The average industry used-vehicle price declined $100 in May, said Kelley Blue Book's June "Blue Book Market Report." In the first week of June, prices fell an average of $25 for used subcompact cars and $50 for used compact and hybrid cars.
Black Book, which tracks price trends in vehicle auctions, reported on June 20 that in the preceding week, the car segment had experienced its first overall decline in prices in the past four months.
Entry-car sale prices fell an average of $44 from one week earlier. Prices for full-sized SUVs fell $122, and full-sized crossover prices fell $147, Ricky Beggs, Black Book managing editor, said in his weekly market commentary.
The rise in prices this year has given some auto dealers pause.
In an online unscientific survey of 135 dealers by Automotive News last week, one-fifth said they have slowed their acquisition of used vehicles from frenzied levels after the Japan earthquake. But nearly a third said they are seeking used vehicles more aggressively.
"Wholesale prices are as high as my retail transaction prices," complained a Chevrolet dealer, who declined to be named.
An anonymous Jaguar dealer said: "We have been very cautious not to get caught buying on the bubble and losing big when it bursts."
In late May, Beggs said that roughly half of the vehicles offered in the auction lanes were being bought. Typically, about 60 percent of vehicles offered are purchased, but that had jumped to roughly 80 percent this spring in the wake of new-vehicle shortages resulting from the earthquake in Japan.
Dealers fear a bubble in auction prices.

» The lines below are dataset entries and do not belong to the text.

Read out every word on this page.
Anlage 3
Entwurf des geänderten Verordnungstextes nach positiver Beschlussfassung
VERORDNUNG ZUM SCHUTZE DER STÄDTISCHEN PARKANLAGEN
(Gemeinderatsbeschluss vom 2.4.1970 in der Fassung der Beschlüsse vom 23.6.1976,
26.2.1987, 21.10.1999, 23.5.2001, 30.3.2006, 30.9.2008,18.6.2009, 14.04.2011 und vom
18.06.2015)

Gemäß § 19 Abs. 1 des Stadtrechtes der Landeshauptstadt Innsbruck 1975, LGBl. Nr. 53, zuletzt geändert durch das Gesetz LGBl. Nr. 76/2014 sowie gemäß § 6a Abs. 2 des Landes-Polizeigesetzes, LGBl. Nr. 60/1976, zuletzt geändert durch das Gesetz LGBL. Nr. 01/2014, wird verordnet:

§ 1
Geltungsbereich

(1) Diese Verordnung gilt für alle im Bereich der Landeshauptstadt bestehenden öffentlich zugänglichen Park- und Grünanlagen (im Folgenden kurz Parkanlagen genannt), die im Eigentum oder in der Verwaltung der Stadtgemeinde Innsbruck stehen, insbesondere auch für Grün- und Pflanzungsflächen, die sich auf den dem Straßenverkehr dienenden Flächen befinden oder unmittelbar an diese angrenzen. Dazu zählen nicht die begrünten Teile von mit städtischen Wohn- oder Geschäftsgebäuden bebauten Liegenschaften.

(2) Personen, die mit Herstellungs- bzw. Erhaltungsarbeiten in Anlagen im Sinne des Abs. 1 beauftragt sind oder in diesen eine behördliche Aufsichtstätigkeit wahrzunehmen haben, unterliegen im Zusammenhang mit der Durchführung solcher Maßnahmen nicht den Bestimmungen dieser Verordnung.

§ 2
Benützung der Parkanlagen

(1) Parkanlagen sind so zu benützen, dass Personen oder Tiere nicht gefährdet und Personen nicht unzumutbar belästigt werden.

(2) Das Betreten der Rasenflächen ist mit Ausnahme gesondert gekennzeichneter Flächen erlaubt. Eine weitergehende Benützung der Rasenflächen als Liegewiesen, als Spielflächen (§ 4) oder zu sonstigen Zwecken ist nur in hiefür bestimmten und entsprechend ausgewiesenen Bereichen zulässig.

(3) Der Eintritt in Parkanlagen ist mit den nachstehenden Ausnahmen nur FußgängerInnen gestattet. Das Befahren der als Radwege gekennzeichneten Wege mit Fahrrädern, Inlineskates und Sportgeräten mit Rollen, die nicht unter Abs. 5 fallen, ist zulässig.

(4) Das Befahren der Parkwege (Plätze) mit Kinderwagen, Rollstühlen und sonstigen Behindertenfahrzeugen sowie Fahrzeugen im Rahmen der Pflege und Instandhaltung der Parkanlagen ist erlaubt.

Of those dealers who say they have pulled back from acquiring vehicles, 78 percent say that's because "I find fewer vehicles at reasonable prices."
But they also don't see retail prices falling soon.
Asked what they think will happen to retail prices of used vehicles in general over the next four weeks, 46 percent of respondents predicted prices will stay the same, and 34 percent said prices will rise. Only 20 percent predicted prices will drop.
Asked the same question about used small-car retail prices, 38 percent said prices will stay at current levels, 35 percent said they will rise and 27 percent said they will drop in the next four weeks.